A 10-year-old Northeast Philadelphia boy comes home from riding his bike to find both his parents brutally stabbed to death. The tragedy of Rob and Sophie DiAndrea would reveal not only a gruesome murder/suicide,but a chilling verdict on the dark side of modern marriage

“Rob came up to me and said, ‘Hey, do you want to help me with the zipper?’” Karen Long remembers. “Because the zipper was at his crotch, I thought he was being a ball buster. I said, ‘Get the hell out of here, Rob.’” But Long then realized: Rob couldn’t see the zipper; it was hidden under his stomach. “I looked at his face, and he looked so sad and down on himself. I honestly wanted to walk over and give him a hug. I’d never seen that side of him before.”

Back home, Rob began checking Sophie’s cell phone to track the numbers she was calling. Friends say he figured out her password and logged on to Facebook, pretending to be her. They suspected he’d secretly installed a device to monitor her Internet use.

On Friday, September 4, 2009, Rob hosted his annual fantasy football draft. As the guys started to arrive, Sophie and Karen Long took off, heading to Chickie’s and Pete’s on Roosevelt Boulevard.

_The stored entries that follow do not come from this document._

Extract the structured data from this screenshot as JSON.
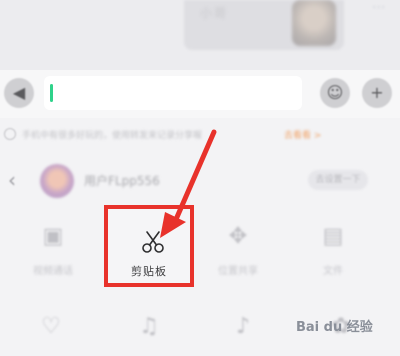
{
  "top": {
    "bubble_text": "小哥",
    "more_glyph": "···"
  },
  "input_bar": {
    "left_icon": "◀",
    "input_value": "",
    "emoji_icon": "☺",
    "plus_icon": "+"
  },
  "notice": {
    "text": "手机中有很多好玩的，使用转发来记录分享喔",
    "link": "去看看 >"
  },
  "account": {
    "back_icon": "‹",
    "name": "用户FLpp556",
    "tag": "去设置一下"
  },
  "tiles_row1": [
    {
      "icon": "▣",
      "label": "视频通话"
    },
    {
      "icon": "✥",
      "label": "位置共享"
    },
    {
      "icon": "▤",
      "label": "文件"
    }
  ],
  "tiles_row2": [
    {
      "icon": "♡"
    },
    {
      "icon": "♫"
    },
    {
      "icon": "♪"
    },
    {
      "icon": "✿"
    }
  ],
  "clipboard": {
    "label": "剪贴板",
    "icon": "scissors-icon",
    "accent": "#e8322b"
  },
  "watermark": {
    "text": "Bai du 经验"
  }
}
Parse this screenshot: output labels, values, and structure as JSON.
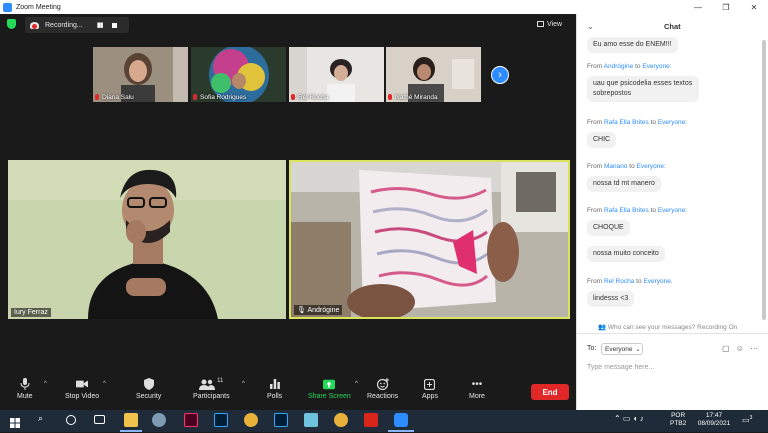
{
  "window": {
    "title": "Zoom Meeting"
  },
  "recording": {
    "label": "Recording...",
    "pause_glyph": "▮▮"
  },
  "view": {
    "label": "View"
  },
  "thumbnails": [
    {
      "name": "Diana Salu"
    },
    {
      "name": "Sofia Rodrigues"
    },
    {
      "name": "Rel Rocha"
    },
    {
      "name": "Nathé Miranda"
    }
  ],
  "videos": [
    {
      "name": "Iury Ferraz"
    },
    {
      "name": "Andrógine"
    }
  ],
  "toolbar": {
    "mute": "Mute",
    "stop_video": "Stop Video",
    "security": "Security",
    "participants": "Participants",
    "participants_count": "11",
    "polls": "Polls",
    "share_screen": "Share Screen",
    "reactions": "Reactions",
    "apps": "Apps",
    "more": "More",
    "end": "End"
  },
  "chat": {
    "title": "Chat",
    "messages": [
      {
        "text": "Eu amo esse do ENEM!!!"
      },
      {
        "from": "Andrógine",
        "to": "Everyone",
        "text": "uau que psicodelia esses textos sobrepostos"
      },
      {
        "from": "Rafa Ella Brites",
        "to": "Everyone",
        "text": "CHIC"
      },
      {
        "from": "Mariano",
        "to": "Everyone",
        "text": "nossa td mt manero"
      },
      {
        "from": "Rafa Ella Brites",
        "to": "Everyone",
        "text": "CHOQUE"
      },
      {
        "text": "nossa muito conceito"
      },
      {
        "from": "Rel Rocha",
        "to": "Everyone",
        "text": "lindesss <3"
      }
    ],
    "from_word": "From",
    "to_word": "to",
    "who_can_see": "Who can see your messages? Recording On",
    "to_label": "To:",
    "to_value": "Everyone",
    "placeholder": "Type message here..."
  },
  "taskbar": {
    "language": "POR",
    "layout": "PTB2",
    "time": "17:47",
    "date": "08/09/2021",
    "notifications": "3"
  },
  "colors": {
    "accent": "#2d8cff",
    "end": "#e02828",
    "share": "#23d959",
    "active_speaker": "#d9e35b"
  }
}
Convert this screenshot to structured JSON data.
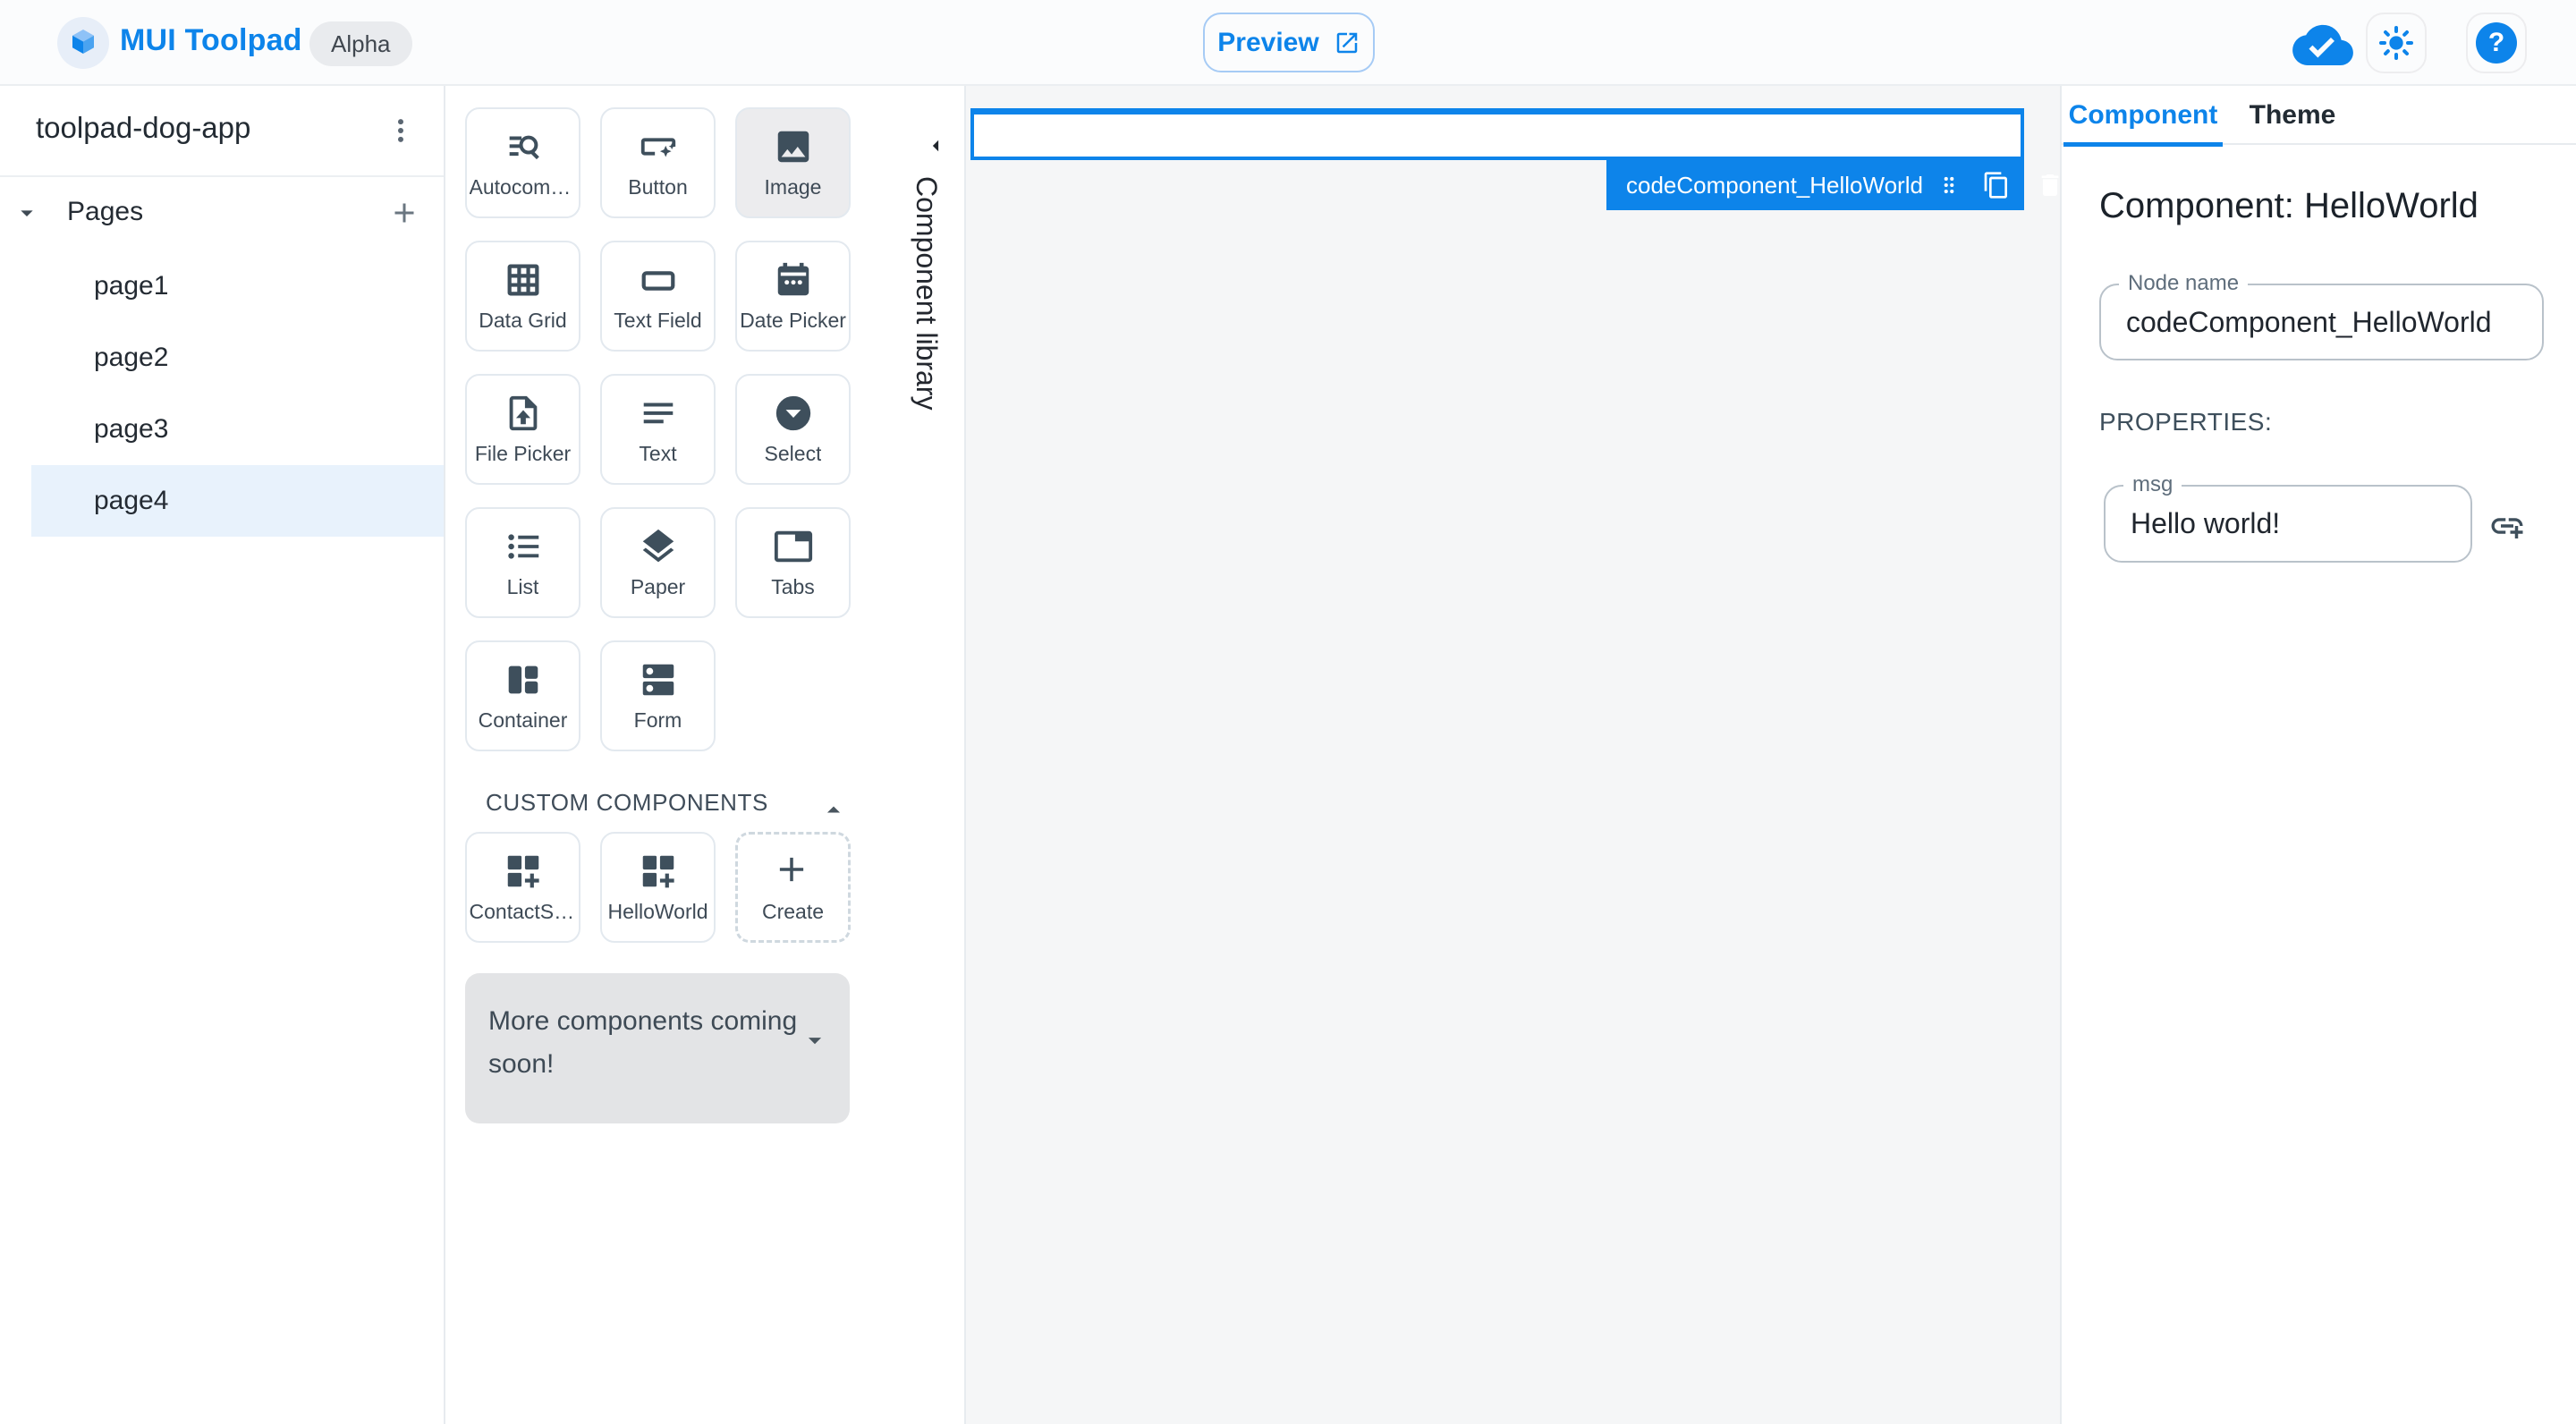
{
  "colors": {
    "primary": "#0d84ea",
    "slate": "#3e4f5c",
    "canvas-bg": "#f5f6f7",
    "highlight": "#e8f2fc",
    "chip-bg": "#e9ebee",
    "more-bg": "#e3e4e6"
  },
  "app_bar": {
    "brand": "MUI Toolpad",
    "badge": "Alpha",
    "preview_label": "Preview"
  },
  "sidebar": {
    "project_name": "toolpad-dog-app",
    "pages_label": "Pages",
    "pages": [
      "page1",
      "page2",
      "page3",
      "page4"
    ],
    "selected_page": "page4"
  },
  "library": {
    "section_title": "Component library",
    "components": [
      "Autocomplete",
      "Button",
      "Image",
      "Data Grid",
      "Text Field",
      "Date Picker",
      "File Picker",
      "Text",
      "Select",
      "List",
      "Paper",
      "Tabs",
      "Container",
      "Form"
    ],
    "selected_component": "Image",
    "custom_header": "CUSTOM COMPONENTS",
    "custom": [
      "ContactSta…",
      "HelloWorld"
    ],
    "create_label": "Create",
    "coming_soon": "More components coming soon!"
  },
  "canvas": {
    "selection_label": "codeComponent_HelloWorld"
  },
  "inspector": {
    "tab_component": "Component",
    "tab_theme": "Theme",
    "title": "Component: HelloWorld",
    "node_name_label": "Node name",
    "node_name_value": "codeComponent_HelloWorld",
    "properties_heading": "PROPERTIES:",
    "msg_label": "msg",
    "msg_value": "Hello world!"
  }
}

Rob was visibly aggravated. Rob’s old friend and fellow fantasy leaguer Matt Dehel mentioned offhandedly that he’d run into a guy with whom they’d gone to high school.

“That guy’s lucky,” Rob said.

“Why?” Dehel asked.

“Because his wife’s dead.”

That weekend, Sophie woke up in the middle of the night to see Rob standing over the bed, staring at her.

“Do you think Rob would hurt you?” Long asked after Sophie told her about it.

“I hope he hits me once so I have a reason to leave,” Sophie said.

A week later, on the morning of Saturday, September 12, 2009, Sophie and the boys took her grandmother shopping at BJ’s, then headed over to Assumption with Rob for Joey’s football game. When they got back, Joey tagged along with a neighborhood friend to Bensalem. Sophie headed out to get her nails done.

That’s when Rob found the Facebook message.

No one but the police knows what the message said. No one knows if it was written by Sophie or to her, if it was part of an exchange she had with a man or a woman or a lover or a friend. No one even knows if it was legitimate, or if it was just Sophie following through on her threat to give Rob something to “really be jealous about.”

All anyone knows is this: According to the cops, the message contained “provocative talk.”

After Rob found it, he called a friend. “She’s cheating on me!” he said. “She’s cheating on me!”

“Let’s get a drink and talk about things,” the friend said.

“No, I have to talk to her.”

“Let’s get a drink.”

“Everything will be fine. I just need to talk to her.”

Not long after, Rob went to 10-year-old Anthony, who was home. He handed Anthony the phone and told him to call his mother, tell her he was hurt.

“Why would I call Mommy and say that I’m hurt?” Anthony asked.

“Just call and say you’re hurt and she needs to come home.”